Jamie Frevele: My roommates and I were all just talking about how we want to revisit the “required reading” that we were assigned in school to see what kind of read they’d be for us as adults. I really love that idea — books like Catcher in the Rye, Grapes of Wrath, Lord of the Flies, anything by Dickens and Mark Twain, whatever I can remember getting the Cliff’s Notes for!
But as far as recent material goes, I really recommend books about real people: Steve Martin’s Born Standing Up, The Life of Graham, about Graham Chapman, and It’s Always Something by Gilda Radner. I read Gilda’s book in a single sitting and cried when it was over.
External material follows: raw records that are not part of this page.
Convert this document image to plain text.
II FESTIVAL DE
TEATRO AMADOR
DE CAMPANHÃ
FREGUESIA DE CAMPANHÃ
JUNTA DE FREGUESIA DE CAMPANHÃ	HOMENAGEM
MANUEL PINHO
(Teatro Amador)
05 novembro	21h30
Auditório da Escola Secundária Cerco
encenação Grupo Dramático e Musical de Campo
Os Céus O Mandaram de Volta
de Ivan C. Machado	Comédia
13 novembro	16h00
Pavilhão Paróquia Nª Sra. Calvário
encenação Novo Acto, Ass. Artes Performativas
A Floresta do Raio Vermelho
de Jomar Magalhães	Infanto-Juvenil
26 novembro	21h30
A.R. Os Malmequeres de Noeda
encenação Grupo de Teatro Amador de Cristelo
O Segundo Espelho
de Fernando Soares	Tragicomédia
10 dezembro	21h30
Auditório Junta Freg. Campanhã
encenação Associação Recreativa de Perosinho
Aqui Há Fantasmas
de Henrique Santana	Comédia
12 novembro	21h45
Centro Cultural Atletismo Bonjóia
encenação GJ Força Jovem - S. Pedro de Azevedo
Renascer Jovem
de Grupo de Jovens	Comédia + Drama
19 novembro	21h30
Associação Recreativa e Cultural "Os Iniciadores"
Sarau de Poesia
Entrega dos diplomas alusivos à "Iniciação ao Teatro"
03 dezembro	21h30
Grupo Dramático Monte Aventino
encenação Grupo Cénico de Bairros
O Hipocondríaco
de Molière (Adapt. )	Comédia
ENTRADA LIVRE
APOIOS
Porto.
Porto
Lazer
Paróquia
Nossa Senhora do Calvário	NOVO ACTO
Also worth reading: Stephen King’s The Shining. It might be cliché to say to read that — but it’s so much different from the movie that if you liked the story, you owe it to King to read the version he really wrote.
Steve Bramucci: First off, I love The Martian, I wouldn’t have sought out Weir if I didn’t. You should also give his story The Egg a read — it’s free and quick and explores a very worthy theme. These days, you have some really great writers turning to genre fiction. I absolutely love The Sisters Brothers by Patrick deWitt, which feels like a pulp western but has a depth and style that really stands out. I lost my mind over that book. Speaking of westerns, I’m reading Lonesome Dove and having a ton of fun with it. I think that book gets ignored a lot (I suspect it’s because of the title) but it’s a ripper.
Also, any time I meet someone who hasn’t read the noir classics of Raymond Chandler, I grab them by the hand and walk straight to the closest book store. Start with The Big Sleep and The Long Goodbye.